Censorship in Bangladesh

Quotes about censorship in Bangladesh.

Quotes edit

  • Many of my books are banned in Bangladesh. My book was banned in West Bengal too. Its government not only banned my book, it forced me to leave the state too. The new government ban­ned the release of my book Nir­basan in 2012 and a few months ago forced a TV channel called Akash Ath to stop telecast of a mega serial I wrote. The serial was about women’s struggle and how three sisters living in Calcutta fight aga­inst patriarchal oppression to live their lives with dignity and honour. She (Mamata Banerjee) ban­ned me to app­ease some misogynist mullahs.
    • Taslima Nasrin, quoted in Outlook India, [1]
  • With its extreme dependence on foreign aid, Bangladesh is understandably concerned about not offending Western sensibilities too much., Its government did not insist on implementing the prison sentence pronounced by a court against feminist author Taslima Nasrin for her 1994 book Shame, much less the death sentence pronounced by individual Muftis.

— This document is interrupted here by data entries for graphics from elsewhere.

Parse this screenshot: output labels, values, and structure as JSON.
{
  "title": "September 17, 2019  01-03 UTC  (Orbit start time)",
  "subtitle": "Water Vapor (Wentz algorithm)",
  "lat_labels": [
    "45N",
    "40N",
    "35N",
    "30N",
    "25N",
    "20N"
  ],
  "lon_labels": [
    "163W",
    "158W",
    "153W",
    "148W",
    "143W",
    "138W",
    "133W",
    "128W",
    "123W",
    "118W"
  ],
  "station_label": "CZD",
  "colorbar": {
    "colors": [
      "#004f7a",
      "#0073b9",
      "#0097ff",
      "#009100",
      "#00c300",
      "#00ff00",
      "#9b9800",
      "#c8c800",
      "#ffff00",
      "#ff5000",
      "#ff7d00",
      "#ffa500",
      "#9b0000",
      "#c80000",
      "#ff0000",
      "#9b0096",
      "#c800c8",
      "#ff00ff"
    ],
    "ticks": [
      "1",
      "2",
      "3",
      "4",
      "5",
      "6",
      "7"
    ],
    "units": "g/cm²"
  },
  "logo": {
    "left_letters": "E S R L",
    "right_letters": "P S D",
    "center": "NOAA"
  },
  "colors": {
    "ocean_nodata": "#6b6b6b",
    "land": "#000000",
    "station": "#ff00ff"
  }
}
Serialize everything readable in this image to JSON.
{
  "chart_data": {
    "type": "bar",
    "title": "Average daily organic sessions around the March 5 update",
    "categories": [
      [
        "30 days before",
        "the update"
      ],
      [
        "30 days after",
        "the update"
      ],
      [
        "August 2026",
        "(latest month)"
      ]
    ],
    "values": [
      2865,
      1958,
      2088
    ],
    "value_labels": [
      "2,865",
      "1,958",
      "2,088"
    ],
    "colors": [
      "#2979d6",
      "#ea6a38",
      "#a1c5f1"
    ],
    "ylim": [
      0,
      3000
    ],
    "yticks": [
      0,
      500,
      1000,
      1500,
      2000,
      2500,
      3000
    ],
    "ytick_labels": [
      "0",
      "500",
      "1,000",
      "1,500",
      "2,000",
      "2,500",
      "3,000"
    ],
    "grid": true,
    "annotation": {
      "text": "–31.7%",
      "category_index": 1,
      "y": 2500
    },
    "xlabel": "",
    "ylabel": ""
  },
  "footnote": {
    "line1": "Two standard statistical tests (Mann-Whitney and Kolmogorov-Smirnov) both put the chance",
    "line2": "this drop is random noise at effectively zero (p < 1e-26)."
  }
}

Instead it preferred to send her into exile and be rid of the whole controversy. Her latest book, Wild Wind, is the object of yet another ban by the Islamist-leaning government of Khaleda Zia, the reason given being that it “destroys the socio-political amity of the country” and “contains anti-Islamic statements.”
    • Koenraad Elst: Afterword: The Rushdie Affair's Legacy, in Pipes, D., & Elst, K. (2004). The Rushdie affair: The novel, the Ayatollah, and the West. New Brunswick [u.a.: Transaction Publ.